Their original success didn’t come from Korea’s market, but from the international K-pop fandom, who were born or exposed to western culture while embracing Korean culture from afar.
Before K-pop became globally dominant, music shows were already central to Korean listening habits. Korean audiences supported artists who reflected their culture. Today, some Korean listeners express fatigue with how Westernized idol music has become.
When songs are increasingly 100% English and tailored to U.S. audiences, it shifts the cultural center of gravity. K-pop historically blended global pop with distinctly Korean identity. As that identity dilutes, cultural tension emerges.
This is not about excluding global fans. It is about acknowledging origin and ownership. K-pop was not inherently created for Western audiences. It was Korea’s modern cultural export, one that helped elevate the country’s global standing
To dismiss Korean public opinion in defining K-pop would be like dismissing African perspectives on Afrobeats or Japanese perspectives on idol culture. Cultural ownership matters.
There is a broader discussion here about the Westernization of K-pop.
Early idol tracks contained limited English, often hooks or stylistic flourishes. Today, fully English releases are common. Traditional musical influences such as trot-inspired melodies have largely disappeared in favor of globally standardized pop production.
Global expansion is not inherently negative. However, aggressive Western repositioning risks turning K-pop into a product designed primarily for Western validation.
That is where confusion arises with groups like KATSEYE.
There is also a definitional issue.
A global group from inception is composed of members from different countries and positioned to market across multiple regions simultaneously. That is different from being globally famous.
For example, One Direction was internationally assembled and globally marketed. Michael Jackson was globally famous but not a “global group.”

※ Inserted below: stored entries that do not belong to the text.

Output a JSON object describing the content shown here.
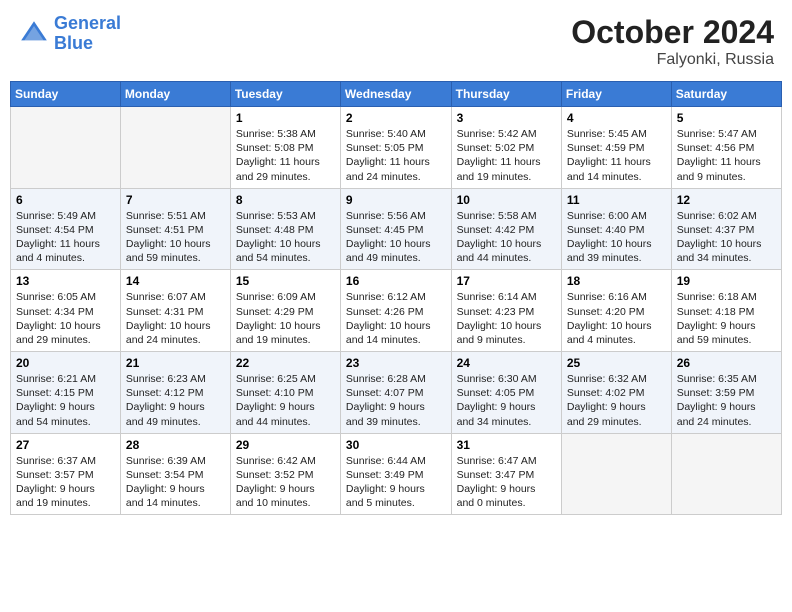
{
  "header": {
    "logo_line1": "General",
    "logo_line2": "Blue",
    "month": "October 2024",
    "location": "Falyonki, Russia"
  },
  "weekdays": [
    "Sunday",
    "Monday",
    "Tuesday",
    "Wednesday",
    "Thursday",
    "Friday",
    "Saturday"
  ],
  "weeks": [
    [
      {
        "day": "",
        "empty": true
      },
      {
        "day": "",
        "empty": true
      },
      {
        "day": "1",
        "line1": "Sunrise: 5:38 AM",
        "line2": "Sunset: 5:08 PM",
        "line3": "Daylight: 11 hours",
        "line4": "and 29 minutes."
      },
      {
        "day": "2",
        "line1": "Sunrise: 5:40 AM",
        "line2": "Sunset: 5:05 PM",
        "line3": "Daylight: 11 hours",
        "line4": "and 24 minutes."
      },
      {
        "day": "3",
        "line1": "Sunrise: 5:42 AM",
        "line2": "Sunset: 5:02 PM",
        "line3": "Daylight: 11 hours",
        "line4": "and 19 minutes."
      },
      {
        "day": "4",
        "line1": "Sunrise: 5:45 AM",
        "line2": "Sunset: 4:59 PM",
        "line3": "Daylight: 11 hours",
        "line4": "and 14 minutes."
      },
      {
        "day": "5",
        "line1": "Sunrise: 5:47 AM",
        "line2": "Sunset: 4:56 PM",
        "line3": "Daylight: 11 hours",
        "line4": "and 9 minutes."
      }
    ],
    [
      {
        "day": "6",
        "line1": "Sunrise: 5:49 AM",
        "line2": "Sunset: 4:54 PM",
        "line3": "Daylight: 11 hours",
        "line4": "and 4 minutes."
      },
      {
        "day": "7",
        "line1": "Sunrise: 5:51 AM",
        "line2": "Sunset: 4:51 PM",
        "line3": "Daylight: 10 hours",
        "line4": "and 59 minutes."
      },
      {
        "day": "8",
        "line1": "Sunrise: 5:53 AM",
        "line2": "Sunset: 4:48 PM",
        "line3": "Daylight: 10 hours",
        "line4": "and 54 minutes."
      },
      {
        "day": "9",
        "line1": "Sunrise: 5:56 AM",
        "line2": "Sunset: 4:45 PM",
        "line3": "Daylight: 10 hours",
        "line4": "and 49 minutes."
      },
      {
        "day": "10",
        "line1": "Sunrise: 5:58 AM",
        "line2": "Sunset: 4:42 PM",
        "line3": "Daylight: 10 hours",
        "line4": "and 44 minutes."
      },
      {
        "day": "11",
        "line1": "Sunrise: 6:00 AM",
        "line2": "Sunset: 4:40 PM",
        "line3": "Daylight: 10 hours",
        "line4": "and 39 minutes."
      },
      {
        "day": "12",
        "line1": "Sunrise: 6:02 AM",
        "line2": "Sunset: 4:37 PM",
        "line3": "Daylight: 10 hours",
        "line4": "and 34 minutes."
      }
    ],
    [
      {
        "day": "13",
        "line1": "Sunrise: 6:05 AM",
        "line2": "Sunset: 4:34 PM",
        "line3": "Daylight: 10 hours",
        "line4": "and 29 minutes."
      },
      {
        "day": "14",
        "line1": "Sunrise: 6:07 AM",
        "line2": "Sunset: 4:31 PM",
        "line3": "Daylight: 10 hours",
        "line4": "and 24 minutes."
      },
      {
        "day": "15",
        "line1": "Sunrise: 6:09 AM",
        "line2": "Sunset: 4:29 PM",
        "line3": "Daylight: 10 hours",
        "line4": "and 19 minutes."
      },
      {
        "day": "16",
        "line1": "Sunrise: 6:12 AM",
        "line2": "Sunset: 4:26 PM",
        "line3": "Daylight: 10 hours",
        "line4": "and 14 minutes."
      },
      {
        "day": "17",
        "line1": "Sunrise: 6:14 AM",
        "line2": "Sunset: 4:23 PM",
        "line3": "Daylight: 10 hours",
        "line4": "and 9 minutes."
      },
      {
        "day": "18",
        "line1": "Sunrise: 6:16 AM",
        "line2": "Sunset: 4:20 PM",
        "line3": "Daylight: 10 hours",
        "line4": "and 4 minutes."
      },
      {
        "day": "19",
        "line1": "Sunrise: 6:18 AM",
        "line2": "Sunset: 4:18 PM",
        "line3": "Daylight: 9 hours",
        "line4": "and 59 minutes."
      }
    ],
    [
      {
        "day": "20",
        "line1": "Sunrise: 6:21 AM",
        "line2": "Sunset: 4:15 PM",
        "line3": "Daylight: 9 hours",
        "line4": "and 54 minutes."
      },
      {
        "day": "21",
        "line1": "Sunrise: 6:23 AM",
        "line2": "Sunset: 4:12 PM",
        "line3": "Daylight: 9 hours",
        "line4": "and 49 minutes."
      },
      {
        "day": "22",
        "line1": "Sunrise: 6:25 AM",
        "line2": "Sunset: 4:10 PM",
        "line3": "Daylight: 9 hours",
        "line4": "and 44 minutes."
      },
      {
        "day": "23",
        "line1": "Sunrise: 6:28 AM",
        "line2": "Sunset: 4:07 PM",
        "line3": "Daylight: 9 hours",
        "line4": "and 39 minutes."
      },
      {
        "day": "24",
        "line1": "Sunrise: 6:30 AM",
        "line2": "Sunset: 4:05 PM",
        "line3": "Daylight: 9 hours",
        "line4": "and 34 minutes."
      },
      {
        "day": "25",
        "line1": "Sunrise: 6:32 AM",
        "line2": "Sunset: 4:02 PM",
        "line3": "Daylight: 9 hours",
        "line4": "and 29 minutes."
      },
      {
        "day": "26",
        "line1": "Sunrise: 6:35 AM",
        "line2": "Sunset: 3:59 PM",
        "line3": "Daylight: 9 hours",
        "line4": "and 24 minutes."
      }
    ],
    [
      {
        "day": "27",
        "line1": "Sunrise: 6:37 AM",
        "line2": "Sunset: 3:57 PM",
        "line3": "Daylight: 9 hours",
        "line4": "and 19 minutes."
      },
      {
        "day": "28",
        "line1": "Sunrise: 6:39 AM",
        "line2": "Sunset: 3:54 PM",
        "line3": "Daylight: 9 hours",
        "line4": "and 14 minutes."
      },
      {
        "day": "29",
        "line1": "Sunrise: 6:42 AM",
        "line2": "Sunset: 3:52 PM",
        "line3": "Daylight: 9 hours",
        "line4": "and 10 minutes."
      },
      {
        "day": "30",
        "line1": "Sunrise: 6:44 AM",
        "line2": "Sunset: 3:49 PM",
        "line3": "Daylight: 9 hours",
        "line4": "and 5 minutes."
      },
      {
        "day": "31",
        "line1": "Sunrise: 6:47 AM",
        "line2": "Sunset: 3:47 PM",
        "line3": "Daylight: 9 hours",
        "line4": "and 0 minutes."
      },
      {
        "day": "",
        "empty": true
      },
      {
        "day": "",
        "empty": true
      }
    ]
  ]
}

Marketing globally from day one is complex. Each country has distinct regulations, cultural expectations, and consumer preferences. Companies often localize products just as KitKat created matcha flavors for Japan because culture shapes consumption.
Music is no different.
KATSEYE fits more accurately under the “global group” framework. They are internationally assembled and English-language oriented. But they are not global superstars yet, and they are not K-pop in the cultural sense.
Industry Perspective
From an international marketing and analytics standpoint, categorization matters.
If K-pop is defined purely by system mechanics, training, choreography, fan events then any company can replicate it globally and claim the label. But K-pop’s differentiation advantage lies in cultural specificity.
Groups like Girl's Generation, Wonder Girls, Bigbang, Day6 and more embody Korean language, humor, aesthetics, media norms, and domestic expectations. That is why they are K-pop regardless of global popularity.
KATSEYE borrowed the structure but not the cultural core.
That does not make them lesser artists. It simply places them in a different category.
The confusion surrounding KATSEYE stems from branding ambiguity. HYBE is become well known for their global expansion in the coming years. With the creation HYBE America, it comes to question to whether KATSEYE is managed by HYBES American team or Korean. If a group is American-managed, English-language, and internationally positioned, labeling them K-pop creates unnecessary friction. Clarity protects both artists and audiences.
K-pop is Korean culture. It is Korea’s modern cultural identity forged through economic hardship and strategic globalization. It is more than choreography, music shows, or fan meetings.
You can adopt the system.
You can perform on the stages.
You can borrow the branding.
But culture is not a template, it is lived experience. KATSEYE’s debut was not a failure. It was a case study in cultural translation. Structure alone cannot substitute for cultural embodiment. And that distinction deserves to be understood and respected.